Codegen Spine
This is the codegen spine that sits between kit's frontends and machine code.
Frontends never speak machine: they drive the public KitCg stack-machine API
(kit_cg_*), which lowers to a single internal semantic sink — CgTarget.
CgTarget has several realizations selected by opt-level and output kind: a
direct machine-code emitter for -O0, an IR recorder that feeds the optimizer
and interpreter, and source-like targets (the C backend, wasm). All the native
-O0 backends share one CgTarget implementation parameterized by per-arch
hooks. This doc covers that layering, the public-API-to-CgTarget lowering, and
the shared native infrastructure. See IR.md for the recorded IR,
OPT.md for optimization and machine lowering, ARCH.md for
per-arch emission, CBACKEND.md and WASM.md for the
source-like targets, and INTERPRETER.md for the interpreter.
The two boundaries
Codegen has exactly two stable interfaces, stacked:
frontend (C / toy / wasm-lang / preprocessor)
| public push/pop API
v
KitCg value stack (src/cg/*.c, op families)
| semantic CgTarget vtable (src/cg/cgtarget.h)
v
CgTarget realization
|-- NativeDirectTarget -O0 direct emit -> NativeOps + NativeTarget
|-- CgIrRecorder -O1/-O2/interp -> recorded IR -> optimizer -> NativeTarget
|-- C-source target / wasm (semantic, source-like output)
CgTarget (the semantic interface) speaks in target-data-layout terms a
frontend can produce: typed semantic locals, immediates/globals/indirect
addresses, labels and structured scopes, typed loads/stores, arithmetic,
calls/returns as local-valued descriptors, aggregates, bitfields, atomics,
varargs, intrinsics, and inline asm. It deliberately exposes no machine
state: no hard registers, no spill slots, no call plans, no CFG/SSA, no
prologue patching. That keeps it recordable verbatim as semantic IR and lets one
frontend path serve every backend.
NativeTarget (src/arch/native_target.h, the physical interface) is the
other boundary — the post-register-allocation machine-emission contract. Every
hook receives caller-selected, target-legal physical operands and emits one
native operation; it is explicitly not a register allocator. Both the -O0
direct path and the optimizer's machine-emit path bottom out here.
The split exists because the two contracts are genuinely different levels. The
semantic interface is "what the program means"; the physical interface is "emit
this selected instruction with these registers." Folding them, as an earlier
design did, forced the shared vtable to expose both IR concepts and backend
register state at once.
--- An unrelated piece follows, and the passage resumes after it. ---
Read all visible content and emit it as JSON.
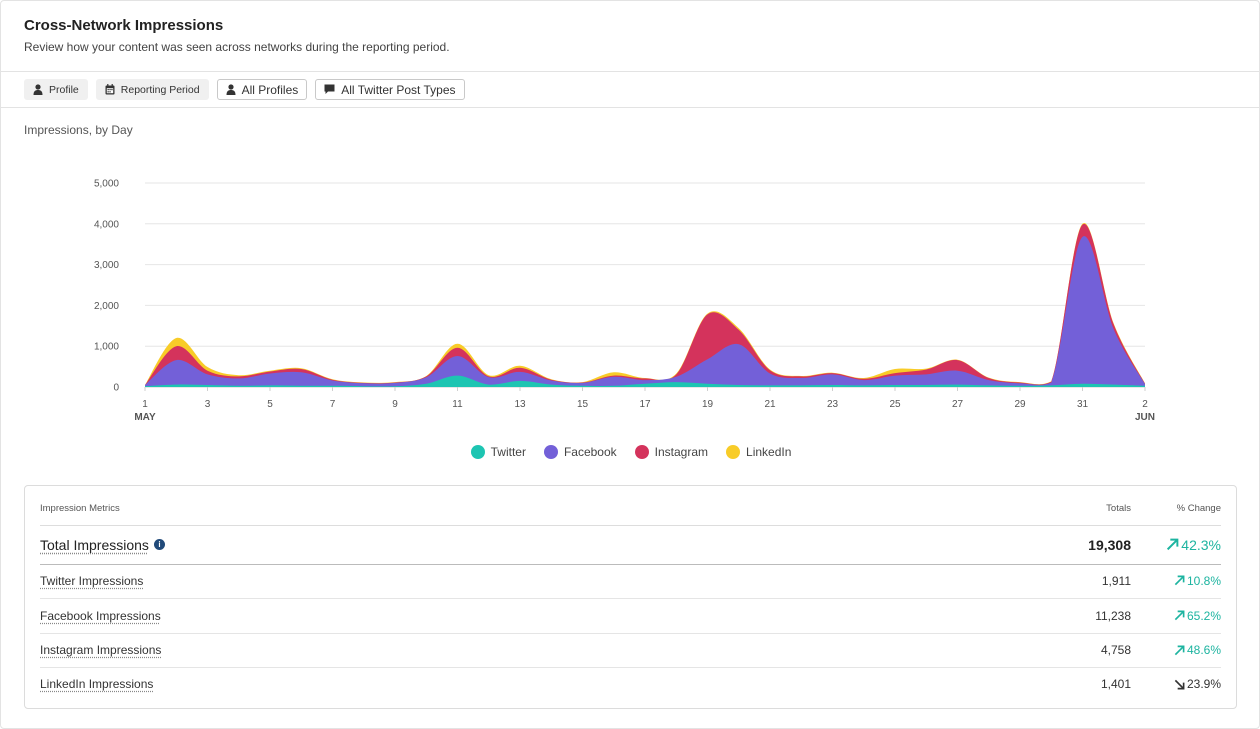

Keeping them apart lets each native arch implement only
physical emission, while the semantic-to-physical bridge for -O0 is written
once and shared.
The public KitCg API and value stack
include/kit/cg.h is a stack machine. A frontend pushes typed values, names
types, and issues operations that pop operands and push results —
kit_cg_func_begin, kit_cg_load/kit_cg_store, kit_cg_fp_binop,
kit_cg_call, kit_cg_branch_true, kit_cg_block_begin, and so on. This
API is the insulation layer: it is source-stable across all the internal changes
below it. See FRONTENDS.md.
Every stack entry is exactly one of two kinds, and each op declares the
kinds it consumes and produces: a PLACE (an addressable, typed location — a
local's storage, a global, or a computed [base + index*scale + offset]) or a
VALUE (a scalar rvalue: integer, float, pointer, or 128-bit scalar).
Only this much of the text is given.